Try as he might to remain indifferent, Jahan believed what she said. In his mind’s eye he saw the birds of the aviary flying far and high, carrying in their beaks tidbits of gossip for the Sultana.

‘I also heard that your elephant was the people’s darling. Everybody loved it. They applauded the white beast more than they applauded the Janissary agha.’ Hurrem paused, waiting for her words to sink in.

Jahan knew this was true. Even the commanders in the army had not been showered with as much love as Chota had.

Meanwhile, Hurrem went on. ‘I have been thinking … Our sons, the two princes, shall be circumcised. There’ll be a parade. A big one.’

Uneasiness came over Jahan as he wondered where this was going.

‘Your Eminent Sultan and I would like to see the elephant perform.’

‘But –’

Already she had turned on her heels. ‘But what, Indian?’

Instead of syllables Jahan produced beads of sweat.

‘Beware, there’re some people who’re not taken with you. They think there is something untrustworthy about you. They say you and the beast should be sent to that ruined church to stay with the other big animals. They are right. But I have faith in you, young man. Don’t betray my trust.’

Jahan swallowed. ‘I won’t, your Highness.’

It was a habit of Hurrem’s to threaten and sweet-talk interchangeably, breathing down people’s necks to make it clear she could crush them should she have the desire to do so, then tossing a flattering remark or two, leaving them confused, beholden. Jahan, however, had no way of knowing this and would learn of it only in time. She strutted away, her chambermaids scurrying to keep up with her. Once again, two figures stayed behind. Princess Mihrimah and Hesna Khatun.

‘My Lady Mother seems to be fond of the white elephant,’ Mihrimah said witheringly, like a girl imitating her parent’s tone. ‘If you entertain the crowd well, Mother will dote on you. If Mother dotes on you, you and your beast will be happy.’

‘Chota doesn’t know any tricks,’ Jahan said in a voice so low he wasn’t sure if he actually said it.

‘I remember you saying that.’ Mihrimah gestured to her nursemaid, who produced a dozen circlets from the inside of her long, loose jacket. ‘Here, start with these.
Dada
and I will come and check how you are getting along.’

That week Jahan spent every afternoon tossing circlets to Chota, all of which the elephant ignored. Circlets would be replaced by hoops, hoops by balls, and, eventually, balls by apples. Only the latter worked: Chota cared to catch apples so that he could send them to his stomach.

Even so, Mihrimah and her nursemaid came every day. When Chota learned a new trick, the Princess commended him and
rewarded him with sweet treats. When the beast failed, she encouraged him with even sweeter words. Once again, the white elephant had brought the Princess and the mahout together. Yet they were not children any longer. Both had grown fast. And, although they tried not to glance at each other in that way, they could not help but notice the changes in each other’s bodies.
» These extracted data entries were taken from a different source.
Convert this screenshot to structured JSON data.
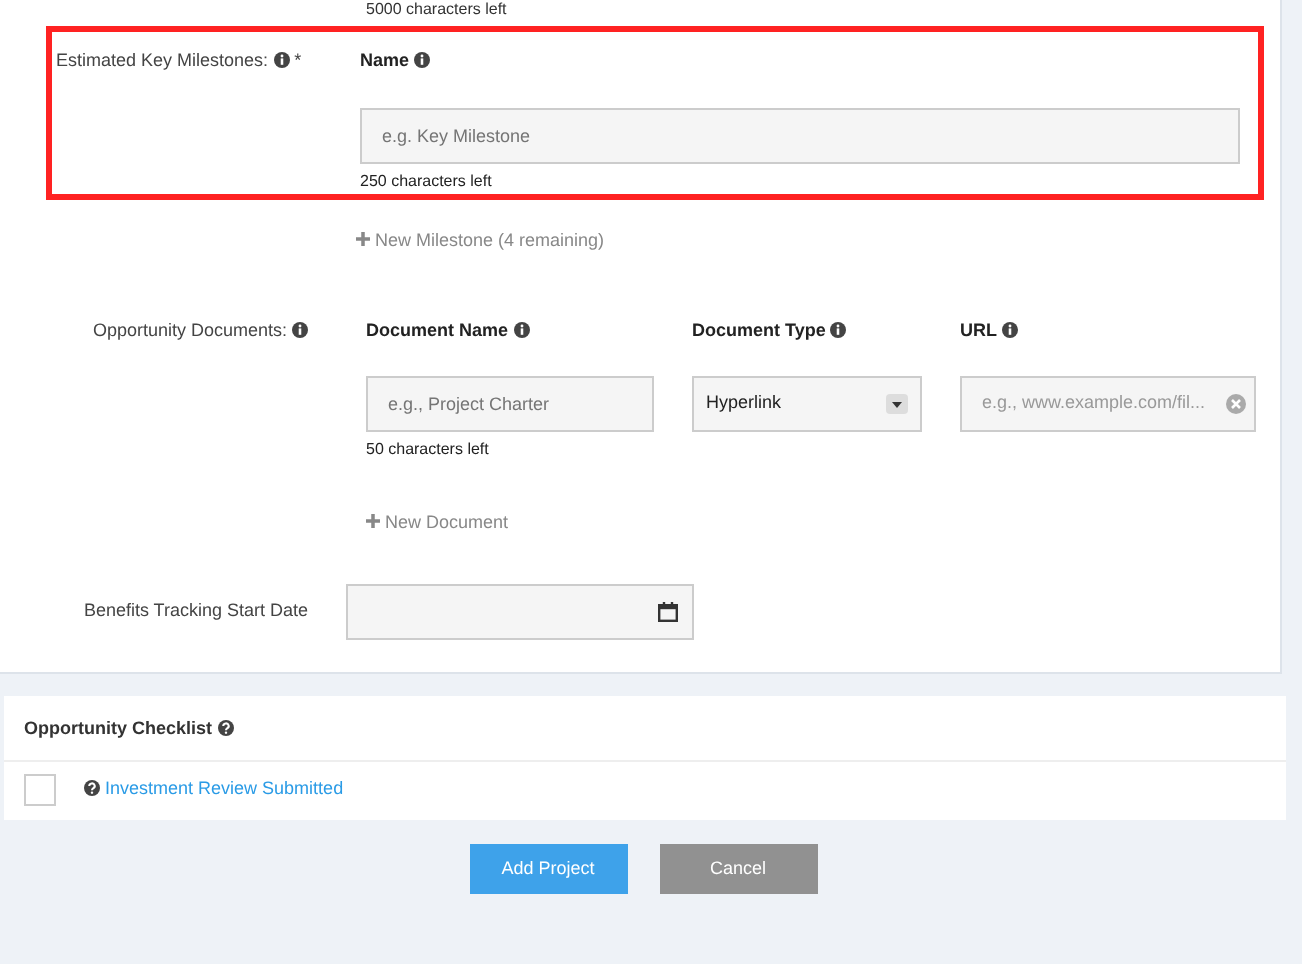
{
  "top_hint": "5000 characters left",
  "milestones": {
    "label": "Estimated Key Milestones:",
    "required_mark": "*",
    "column": "Name",
    "placeholder": "e.g. Key Milestone",
    "hint": "250 characters left",
    "add_link": "New Milestone (4 remaining)"
  },
  "documents": {
    "label": "Opportunity Documents:",
    "columns": [
      "Document Name",
      "Document Type",
      "URL"
    ],
    "name_placeholder": "e.g., Project Charter",
    "type_value": "Hyperlink",
    "url_placeholder": "e.g., www.example.com/fil...",
    "hint": "50 characters left",
    "add_link": "New Document"
  },
  "benefits_date": {
    "label": "Benefits Tracking Start Date"
  },
  "checklist": {
    "title": "Opportunity Checklist",
    "items": [
      {
        "label": "Investment Review Submitted",
        "checked": false
      }
    ]
  },
  "buttons": [
    {
      "label": "Add Project",
      "kind": "primary"
    },
    {
      "label": "Cancel",
      "kind": "secondary"
    }
  ]
}
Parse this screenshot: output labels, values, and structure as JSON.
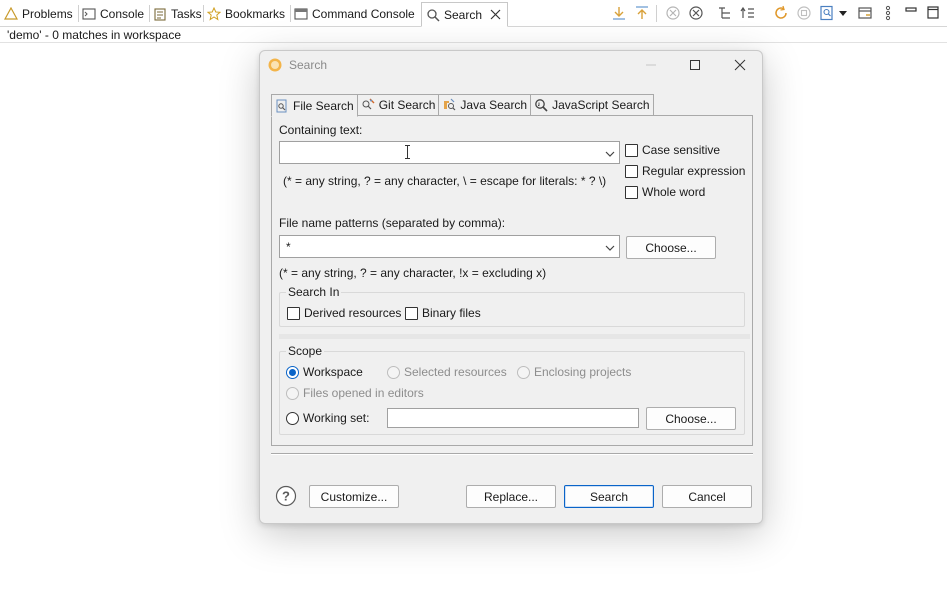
{
  "view_tabs": [
    {
      "label": "Problems",
      "icon": "problems-icon"
    },
    {
      "label": "Console",
      "icon": "console-icon"
    },
    {
      "label": "Tasks",
      "icon": "tasks-icon"
    },
    {
      "label": "Bookmarks",
      "icon": "bookmark-icon"
    },
    {
      "label": "Command Console",
      "icon": "command-console-icon"
    },
    {
      "label": "Search",
      "icon": "search-icon",
      "active": true
    }
  ],
  "status_line": "'demo' - 0 matches in workspace",
  "dialog": {
    "title": "Search",
    "tabs": [
      {
        "label": "File Search",
        "icon": "file-search-icon",
        "active": true
      },
      {
        "label": "Git Search",
        "icon": "git-search-icon"
      },
      {
        "label": "Java Search",
        "icon": "java-search-icon"
      },
      {
        "label": "JavaScript Search",
        "icon": "javascript-search-icon"
      }
    ],
    "containing_text": {
      "label": "Containing text:",
      "value": "",
      "hint": "(* = any string, ? = any character, \\ = escape for literals: * ? \\)"
    },
    "options": {
      "case_sensitive": {
        "label": "Case sensitive",
        "checked": false
      },
      "regular_expression": {
        "label": "Regular expression",
        "checked": false
      },
      "whole_word": {
        "label": "Whole word",
        "checked": false
      }
    },
    "file_patterns": {
      "label": "File name patterns (separated by comma):",
      "value": "*",
      "hint": "(* = any string, ? = any character, !x = excluding x)",
      "choose_label": "Choose..."
    },
    "search_in": {
      "title": "Search In",
      "derived": {
        "label": "Derived resources",
        "checked": false
      },
      "binary": {
        "label": "Binary files",
        "checked": false
      }
    },
    "scope": {
      "title": "Scope",
      "workspace": {
        "label": "Workspace",
        "selected": true
      },
      "selected_resources": {
        "label": "Selected resources",
        "enabled": false
      },
      "enclosing_projects": {
        "label": "Enclosing projects",
        "enabled": false
      },
      "files_opened": {
        "label": "Files opened in editors",
        "enabled": false
      },
      "working_set": {
        "label": "Working set:",
        "value": "",
        "choose_label": "Choose..."
      }
    },
    "buttons": {
      "customize": "Customize...",
      "replace": "Replace...",
      "search": "Search",
      "cancel": "Cancel"
    }
  },
  "colors": {
    "accent": "#0a64c8",
    "dialog_bg": "#f0f0f0",
    "disabled_text": "#8d8d8d"
  }
}
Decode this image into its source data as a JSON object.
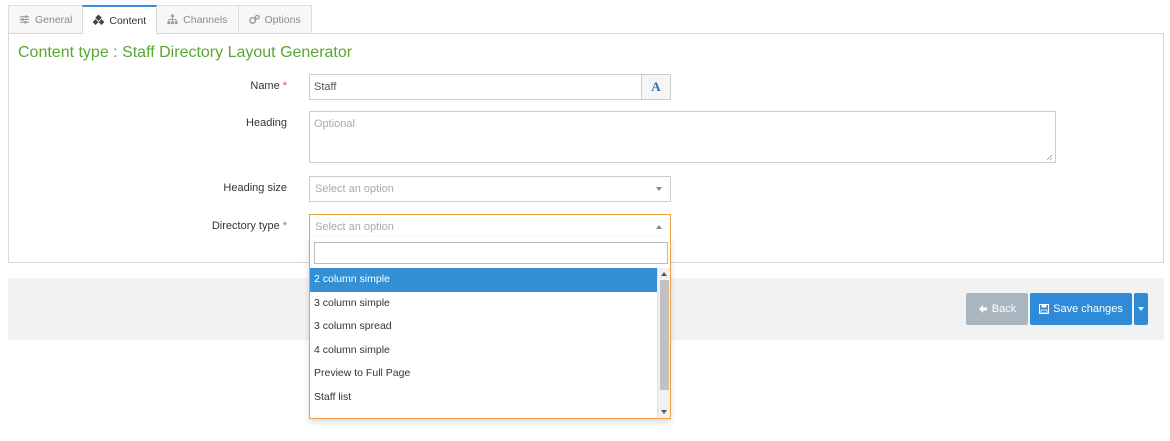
{
  "tabs": [
    {
      "label": "General",
      "icon": "sliders-icon",
      "active": false
    },
    {
      "label": "Content",
      "icon": "cubes-icon",
      "active": true
    },
    {
      "label": "Channels",
      "icon": "sitemap-icon",
      "active": false
    },
    {
      "label": "Options",
      "icon": "gears-icon",
      "active": false
    }
  ],
  "panel": {
    "title": "Content type : Staff Directory Layout Generator"
  },
  "form": {
    "name": {
      "label": "Name",
      "required_mark": "*",
      "value": "Staff",
      "addon_icon": "font-icon",
      "addon_glyph": "A"
    },
    "heading": {
      "label": "Heading",
      "placeholder": "Optional"
    },
    "heading_size": {
      "label": "Heading size",
      "placeholder": "Select an option"
    },
    "directory_type": {
      "label": "Directory type",
      "required_mark": "*",
      "placeholder": "Select an option"
    }
  },
  "dropdown": {
    "options": [
      "2 column simple",
      "3 column simple",
      "3 column spread",
      "4 column simple",
      "Preview to Full Page",
      "Staff list"
    ],
    "highlighted": "2 column simple"
  },
  "footer": {
    "back_label": "Back",
    "save_label": "Save changes"
  },
  "colors": {
    "accent": "#3390d6",
    "title_green": "#5aa632",
    "focus_orange": "#f0a24a",
    "back_gray": "#a9b5bf"
  }
}
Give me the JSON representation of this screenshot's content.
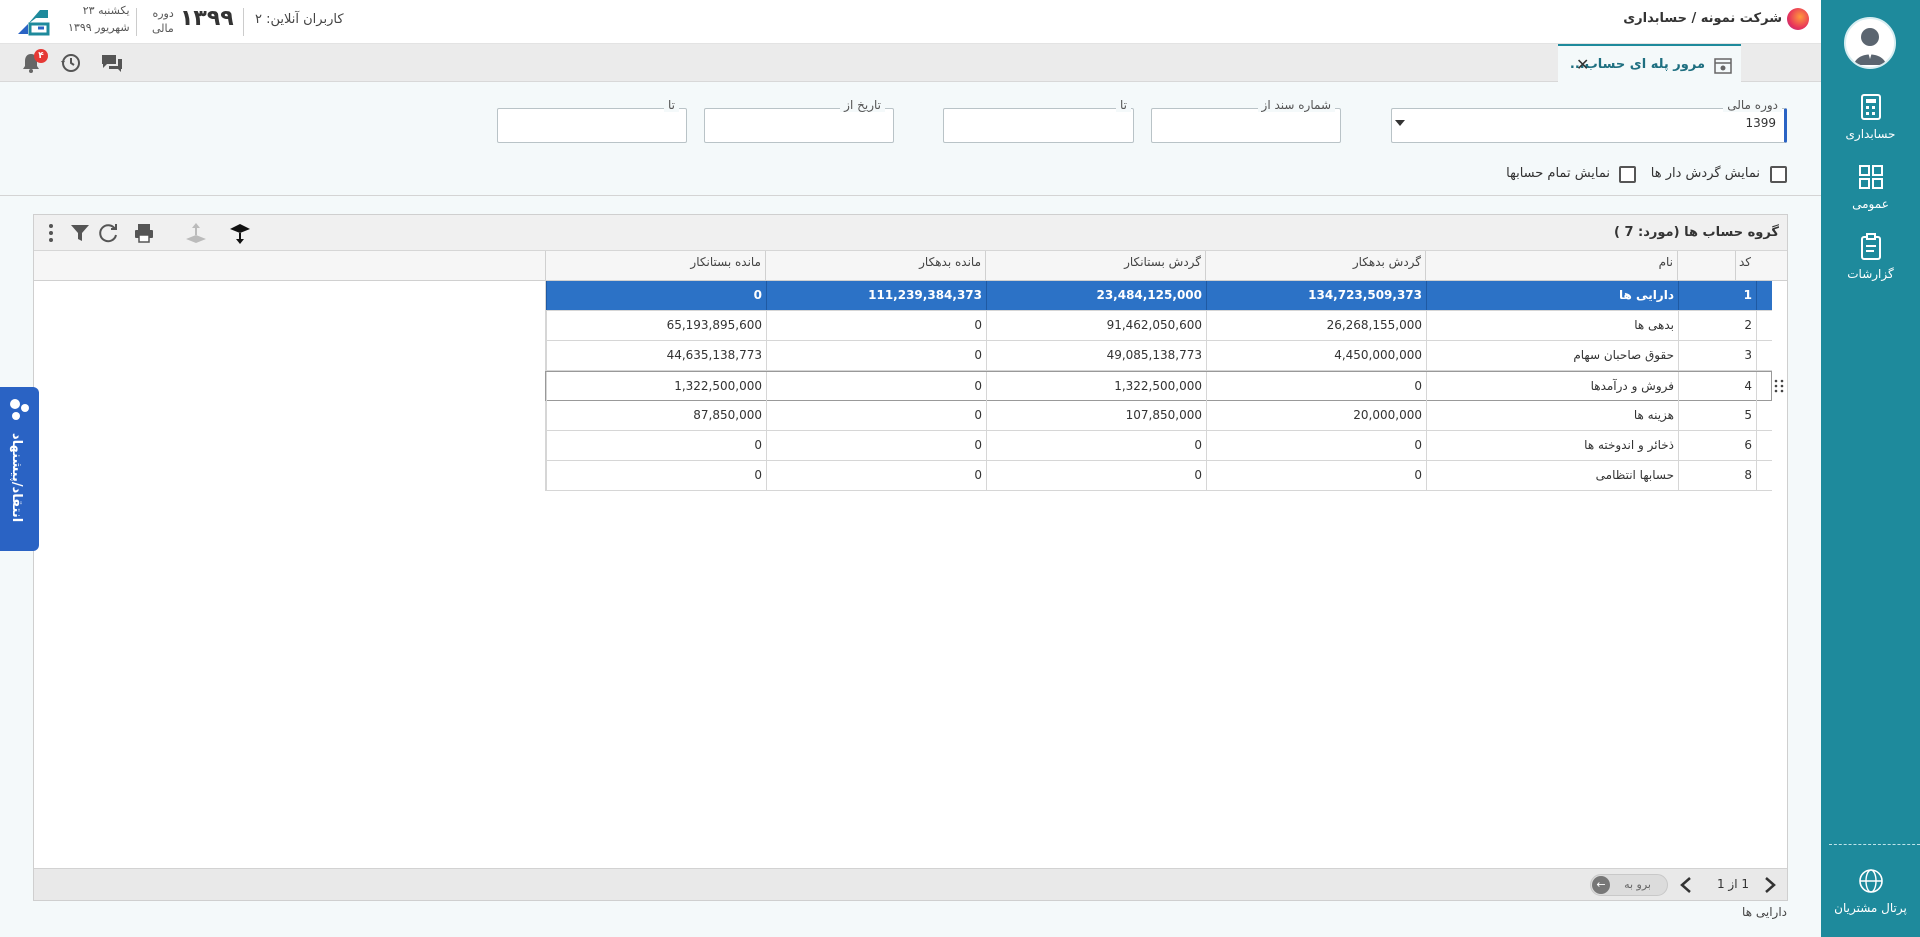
{
  "header": {
    "brand": "شرکت نمونه / حسابداری",
    "online_users": "کاربران آنلاین: ۲",
    "fiscal_year": "۱۳۹۹",
    "fiscal_label_line1": "دوره",
    "fiscal_label_line2": "مالی",
    "date_line1": "یکشنبه ۲۳",
    "date_line2": "شهریور ۱۳۹۹",
    "notifications_count": "۴"
  },
  "tabs": [
    {
      "label": "مرور پله ای حساب..."
    }
  ],
  "sidebar": {
    "items": [
      {
        "label": "حسابداری",
        "icon": "accounting-icon"
      },
      {
        "label": "عمومی",
        "icon": "general-icon"
      },
      {
        "label": "گزارشات",
        "icon": "reports-icon"
      }
    ],
    "portal": "پرتال مشتریان"
  },
  "filters": {
    "fiscal_period_label": "دوره مالی",
    "fiscal_period_value": "1399",
    "doc_from_label": "شماره سند از",
    "doc_to_label": "تا",
    "date_from_label": "تاریخ از",
    "date_to_label": "تا",
    "show_turnover_label": "نمایش گردش دار ها",
    "show_all_accounts_label": "نمایش تمام حسابها"
  },
  "grid": {
    "title": "گروه حساب ها",
    "count_text": "(مورد:  7 )",
    "columns": [
      "کد",
      "نام",
      "گردش بدهکار",
      "گردش بستانکار",
      "مانده بدهکار",
      "مانده بستانکار"
    ],
    "rows": [
      {
        "code": "1",
        "name": "دارایی ها",
        "debit_turnover": "134,723,509,373",
        "credit_turnover": "23,484,125,000",
        "debit_balance": "111,239,384,373",
        "credit_balance": "0"
      },
      {
        "code": "2",
        "name": "بدهی ها",
        "debit_turnover": "26,268,155,000",
        "credit_turnover": "91,462,050,600",
        "debit_balance": "0",
        "credit_balance": "65,193,895,600"
      },
      {
        "code": "3",
        "name": "حقوق صاحبان سهام",
        "debit_turnover": "4,450,000,000",
        "credit_turnover": "49,085,138,773",
        "debit_balance": "0",
        "credit_balance": "44,635,138,773"
      },
      {
        "code": "4",
        "name": "فروش و درآمدها",
        "debit_turnover": "0",
        "credit_turnover": "1,322,500,000",
        "debit_balance": "0",
        "credit_balance": "1,322,500,000"
      },
      {
        "code": "5",
        "name": "هزینه ها",
        "debit_turnover": "20,000,000",
        "credit_turnover": "107,850,000",
        "debit_balance": "0",
        "credit_balance": "87,850,000"
      },
      {
        "code": "6",
        "name": "ذخائر و اندوخته ها",
        "debit_turnover": "0",
        "credit_turnover": "0",
        "debit_balance": "0",
        "credit_balance": "0"
      },
      {
        "code": "8",
        "name": "حسابها انتظامی",
        "debit_turnover": "0",
        "credit_turnover": "0",
        "debit_balance": "0",
        "credit_balance": "0"
      }
    ],
    "pager": {
      "text": "1 از 1",
      "goto_placeholder": "برو به"
    },
    "selected_path": "دارایی ها"
  },
  "feedback_label": "انتقاد/پیشنهاد",
  "colors": {
    "sidebar": "#1e8a9c",
    "selected_row": "#2c72c6",
    "feedback": "#2a63c4"
  }
}
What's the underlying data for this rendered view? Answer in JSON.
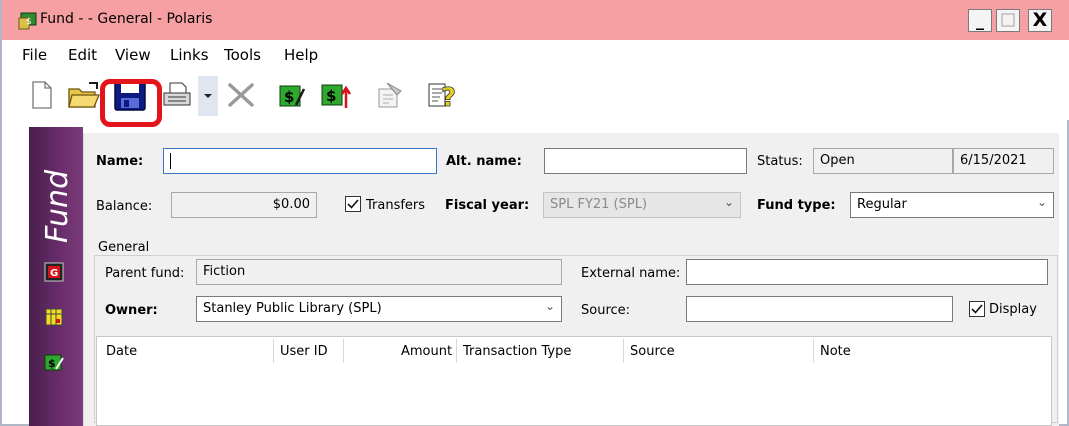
{
  "window": {
    "title": "Fund -  - General - Polaris",
    "min_label": "_",
    "max_label": "☐",
    "close_label": "X"
  },
  "menu": [
    "File",
    "Edit",
    "View",
    "Links",
    "Tools",
    "Help"
  ],
  "toolbar": {
    "icons": [
      "new-document-icon",
      "open-folder-icon",
      "save-icon",
      "print-icon",
      "dropdown-arrow-icon",
      "delete-icon",
      "fund-edit-icon",
      "fund-transfer-icon",
      "properties-icon",
      "help-icon"
    ],
    "highlighted": "save-icon"
  },
  "sidebar": {
    "caption": "Fund",
    "icons": [
      "general-tab-icon",
      "calendar-tab-icon",
      "transactions-tab-icon"
    ]
  },
  "form": {
    "name_label": "Name:",
    "name_value": "",
    "alt_name_label": "Alt. name:",
    "alt_name_value": "",
    "status_label": "Status:",
    "status_value": "Open",
    "status_date": "6/15/2021",
    "balance_label": "Balance:",
    "balance_value": "$0.00",
    "transfers_label": "Transfers",
    "transfers_checked": true,
    "fiscal_year_label": "Fiscal year:",
    "fiscal_year_value": "SPL FY21 (SPL)",
    "fund_type_label": "Fund type:",
    "fund_type_value": "Regular"
  },
  "general": {
    "group_title": "General",
    "parent_fund_label": "Parent fund:",
    "parent_fund_value": "Fiction",
    "external_name_label": "External name:",
    "external_name_value": "",
    "owner_label": "Owner:",
    "owner_value": "Stanley Public Library (SPL)",
    "source_label": "Source:",
    "source_value": "",
    "display_label": "Display",
    "display_checked": true
  },
  "table": {
    "columns": [
      "Date",
      "User ID",
      "Amount",
      "Transaction Type",
      "Source",
      "Note"
    ],
    "rows": []
  },
  "colors": {
    "titlebar": "#f6a0a3",
    "sidebar": "#5a2a5c",
    "highlight": "#e3141b",
    "panel": "#f0f0f0"
  }
}
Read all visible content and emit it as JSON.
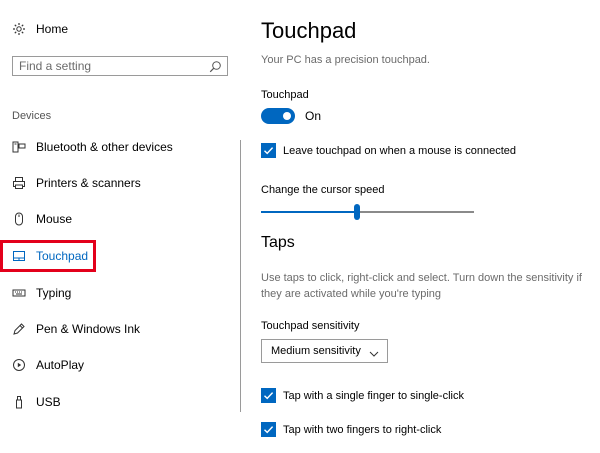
{
  "sidebar": {
    "home_label": "Home",
    "search_placeholder": "Find a setting",
    "section_label": "Devices",
    "items": [
      {
        "label": "Bluetooth & other devices",
        "icon": "bluetooth-icon"
      },
      {
        "label": "Printers & scanners",
        "icon": "printer-icon"
      },
      {
        "label": "Mouse",
        "icon": "mouse-icon"
      },
      {
        "label": "Touchpad",
        "icon": "touchpad-icon",
        "active": true
      },
      {
        "label": "Typing",
        "icon": "keyboard-icon"
      },
      {
        "label": "Pen & Windows Ink",
        "icon": "pen-icon"
      },
      {
        "label": "AutoPlay",
        "icon": "autoplay-icon"
      },
      {
        "label": "USB",
        "icon": "usb-icon"
      }
    ]
  },
  "main": {
    "title": "Touchpad",
    "subtitle": "Your PC has a precision touchpad.",
    "touchpad_toggle": {
      "label": "Touchpad",
      "state": "On",
      "on": true
    },
    "leave_on_checkbox": {
      "label": "Leave touchpad on when a mouse is connected",
      "checked": true
    },
    "cursor_speed": {
      "label": "Change the cursor speed",
      "value_fraction": 0.45
    },
    "taps": {
      "heading": "Taps",
      "description": "Use taps to click, right-click and select. Turn down the sensitivity if they are activated while you're typing",
      "sensitivity_label": "Touchpad sensitivity",
      "sensitivity_value": "Medium sensitivity",
      "single_finger_checkbox": {
        "label": "Tap with a single finger to single-click",
        "checked": true
      },
      "two_finger_checkbox": {
        "label": "Tap with two fingers to right-click",
        "checked": true
      }
    }
  },
  "colors": {
    "accent": "#0067c0",
    "highlight": "#e3001b"
  }
}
Meanwhile, Hesna Khatun was the sullen, silent witness of all.

Jahan taught the Princess the things he had learned since he had arrived at the menagerie. He showed her how to tell an oak tree’s age by counting the rings inside its trunk, how to preserve a butterfly, how resin turned into dazzling amber. He told her how ostriches could run faster than horses or how the stripes on every tiger were unique in the way the fingerprints of humans were. She, too, began to confide in him. Little by little, she told him about her childhood, her brothers and her mother. Being the only daughter amid boys, one of whom was destined for the throne, she had felt lonely, she said. ‘They loved me but they never paid enough attention to me. I was different. Because I was different, I was lonely. Can you understand that, Jahan?’

Jahan nodded. That was the one thing he understood well – the loneliness that came with being different.

The one person Mihrimah would never talk about was her father. Both the mahout and the Princess were behaving as though the Sultan wasn’t there, in the midst of their lives. Yet, deep inside, they both knew that if he were ever to hear of these garden escapades, all hell would break loose and Jahan would not only lose his job but in all likelihood be sent to a dungeon, where he might be forgotten till the end of time.